The dough was lovely and silky, and easy to handle, though it was a bit difficult getting the oil distributed properly with the stretch & folds. I let it sit at room temp for a couple of hours then put it in the fridge overnight. In the morning I shaped it into a longish loaf and proofed it, then baked it in a covered granite ware roaster. Normally I would bake on granite stones, but didn't have the oven set up for that.

The dough proofed well, but there wasn't too much oven spring (possibly close to peak proofing, plus baking in the roaster instead of on the stones). 

The crust is lovely - more tender than a lean bread as a result of the oil. I could smell the spice and coffee faintly on the crust as it baked and after baking and cooling. Slicing it once cooled revealed a fairly even crumb, nicely moist and springy. There is a bit of a marble because of not getting the oil distributed well but it looks nice. :)

I had some toasted for breakfast this morning.
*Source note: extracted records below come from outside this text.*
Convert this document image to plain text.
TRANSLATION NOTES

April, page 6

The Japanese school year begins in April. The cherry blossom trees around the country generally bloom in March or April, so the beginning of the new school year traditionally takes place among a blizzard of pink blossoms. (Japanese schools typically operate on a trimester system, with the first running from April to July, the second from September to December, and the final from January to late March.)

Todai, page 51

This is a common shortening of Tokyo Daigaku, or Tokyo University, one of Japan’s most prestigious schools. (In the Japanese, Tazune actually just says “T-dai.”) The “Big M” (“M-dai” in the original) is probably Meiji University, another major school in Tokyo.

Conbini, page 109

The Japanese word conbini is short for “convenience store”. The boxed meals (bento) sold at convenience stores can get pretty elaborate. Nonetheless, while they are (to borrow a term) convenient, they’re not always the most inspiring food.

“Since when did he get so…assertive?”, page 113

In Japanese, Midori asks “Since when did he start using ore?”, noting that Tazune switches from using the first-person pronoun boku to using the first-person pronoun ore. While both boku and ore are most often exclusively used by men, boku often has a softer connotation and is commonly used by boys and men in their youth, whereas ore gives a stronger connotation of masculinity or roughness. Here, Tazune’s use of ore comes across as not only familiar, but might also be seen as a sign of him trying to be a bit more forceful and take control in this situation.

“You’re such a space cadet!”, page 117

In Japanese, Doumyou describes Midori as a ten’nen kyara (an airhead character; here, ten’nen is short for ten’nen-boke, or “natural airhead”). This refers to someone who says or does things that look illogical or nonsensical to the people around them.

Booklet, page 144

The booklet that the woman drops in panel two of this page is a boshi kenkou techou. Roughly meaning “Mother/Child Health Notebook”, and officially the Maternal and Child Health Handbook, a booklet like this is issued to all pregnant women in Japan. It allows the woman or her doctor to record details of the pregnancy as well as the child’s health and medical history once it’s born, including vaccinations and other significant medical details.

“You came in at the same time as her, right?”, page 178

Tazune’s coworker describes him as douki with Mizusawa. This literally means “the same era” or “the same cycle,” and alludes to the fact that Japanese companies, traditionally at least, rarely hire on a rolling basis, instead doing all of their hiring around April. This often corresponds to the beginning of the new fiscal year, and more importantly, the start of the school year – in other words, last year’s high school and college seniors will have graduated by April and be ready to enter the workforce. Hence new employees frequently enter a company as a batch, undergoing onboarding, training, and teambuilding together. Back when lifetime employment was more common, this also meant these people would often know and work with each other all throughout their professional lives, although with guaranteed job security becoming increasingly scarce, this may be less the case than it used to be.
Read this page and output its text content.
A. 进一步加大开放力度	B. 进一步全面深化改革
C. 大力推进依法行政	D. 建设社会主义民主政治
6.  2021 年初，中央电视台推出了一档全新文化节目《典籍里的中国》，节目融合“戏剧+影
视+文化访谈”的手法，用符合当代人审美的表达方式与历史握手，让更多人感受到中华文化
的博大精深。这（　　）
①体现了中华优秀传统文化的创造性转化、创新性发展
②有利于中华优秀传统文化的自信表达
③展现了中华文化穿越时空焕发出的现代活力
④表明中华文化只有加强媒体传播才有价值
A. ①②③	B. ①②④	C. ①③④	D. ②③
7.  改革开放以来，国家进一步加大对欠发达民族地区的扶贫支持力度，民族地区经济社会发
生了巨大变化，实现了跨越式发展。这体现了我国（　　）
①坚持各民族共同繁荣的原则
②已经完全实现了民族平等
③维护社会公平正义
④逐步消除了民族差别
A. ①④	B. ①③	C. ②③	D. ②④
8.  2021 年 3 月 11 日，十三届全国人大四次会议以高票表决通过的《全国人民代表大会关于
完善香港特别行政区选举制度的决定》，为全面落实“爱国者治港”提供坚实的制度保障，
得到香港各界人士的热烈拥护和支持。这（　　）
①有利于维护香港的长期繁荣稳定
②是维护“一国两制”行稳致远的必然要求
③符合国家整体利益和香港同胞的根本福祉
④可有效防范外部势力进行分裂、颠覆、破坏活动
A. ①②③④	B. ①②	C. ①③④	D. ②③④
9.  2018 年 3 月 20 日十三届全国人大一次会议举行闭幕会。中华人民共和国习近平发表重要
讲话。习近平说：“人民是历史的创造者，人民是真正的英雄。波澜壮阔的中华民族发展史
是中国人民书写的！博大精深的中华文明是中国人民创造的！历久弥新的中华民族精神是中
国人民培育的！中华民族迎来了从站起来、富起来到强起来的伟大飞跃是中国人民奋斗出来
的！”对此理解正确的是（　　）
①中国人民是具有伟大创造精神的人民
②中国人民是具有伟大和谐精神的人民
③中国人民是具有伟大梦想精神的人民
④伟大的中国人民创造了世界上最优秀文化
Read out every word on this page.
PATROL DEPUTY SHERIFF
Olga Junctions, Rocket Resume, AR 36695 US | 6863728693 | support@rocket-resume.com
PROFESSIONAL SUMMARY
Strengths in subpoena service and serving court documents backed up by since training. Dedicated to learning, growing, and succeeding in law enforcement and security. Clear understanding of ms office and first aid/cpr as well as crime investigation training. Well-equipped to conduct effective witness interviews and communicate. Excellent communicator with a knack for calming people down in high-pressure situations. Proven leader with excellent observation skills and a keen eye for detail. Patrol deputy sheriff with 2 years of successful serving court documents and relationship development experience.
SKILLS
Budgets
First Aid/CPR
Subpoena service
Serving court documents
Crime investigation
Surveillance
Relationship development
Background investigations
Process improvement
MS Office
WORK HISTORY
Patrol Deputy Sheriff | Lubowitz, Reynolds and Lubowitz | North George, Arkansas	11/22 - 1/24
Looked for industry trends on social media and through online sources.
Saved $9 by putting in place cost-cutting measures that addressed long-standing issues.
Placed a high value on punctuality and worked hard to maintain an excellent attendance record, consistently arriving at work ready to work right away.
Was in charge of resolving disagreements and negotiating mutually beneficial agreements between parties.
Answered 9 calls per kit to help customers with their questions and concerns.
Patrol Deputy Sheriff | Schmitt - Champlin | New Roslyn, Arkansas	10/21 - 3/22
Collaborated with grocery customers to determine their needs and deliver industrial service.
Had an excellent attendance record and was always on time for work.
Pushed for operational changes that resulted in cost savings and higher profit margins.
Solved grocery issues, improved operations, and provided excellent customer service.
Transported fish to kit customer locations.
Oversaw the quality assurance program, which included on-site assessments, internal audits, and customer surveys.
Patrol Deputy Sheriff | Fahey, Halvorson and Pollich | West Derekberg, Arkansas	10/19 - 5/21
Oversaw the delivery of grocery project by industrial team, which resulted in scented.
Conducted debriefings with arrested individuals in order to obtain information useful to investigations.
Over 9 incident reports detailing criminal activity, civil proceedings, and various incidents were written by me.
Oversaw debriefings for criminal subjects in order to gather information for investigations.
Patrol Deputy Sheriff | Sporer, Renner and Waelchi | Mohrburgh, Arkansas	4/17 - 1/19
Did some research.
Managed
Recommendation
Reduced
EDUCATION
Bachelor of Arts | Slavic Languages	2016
With just butter, I can taste both the spiciness and the coffee, but only slightly. The taste is concentrated in the crust so it makes sense that toasting the rub in the oil first would enhance the flavour (I just infused the spice in cold oil). The texture is lovely but that's to be expected in a poolish bread made with oil. Good experiment!

SeasideJess's picture
SeasideJess

Since you found those copy cat recipes, you might make a version of the rub without the salt and sugar. Then you could double or triple or quadruple the amount and bloom it in the recipe fat in a skillet until it's very aromatic before adding it to your dough. 

Edit: LazyLoafer that sounds amazing!

David R's picture
David R

Maybe it works better if you slice your uncooked dough into 2-inch slabs, put the rub on the outside, and grill it for 5 minutes per side. 😁

Srodbro's picture
Srodbro

The comment that suggested blooming the spices in fat prior to adding to the dough mix struck a cord in my brain while I was preparing some patties of pork breakfast sausage that had been coated with the rub. Why not use the fat from the frying pan, along with the crusty, “fond” bits, for the fat portion of the bread?  The taste of the pan grease was just what I was looking for. So I did. 

Alas, not much difference from the first try. Crumb flecked with dark spots, but not much increase in BBQ flavor. As suggested, I may need to grossly increase the quantity of rub that gets bloomed in the pan fat ( a lot of the rub flavor was certainly lost into the sausages).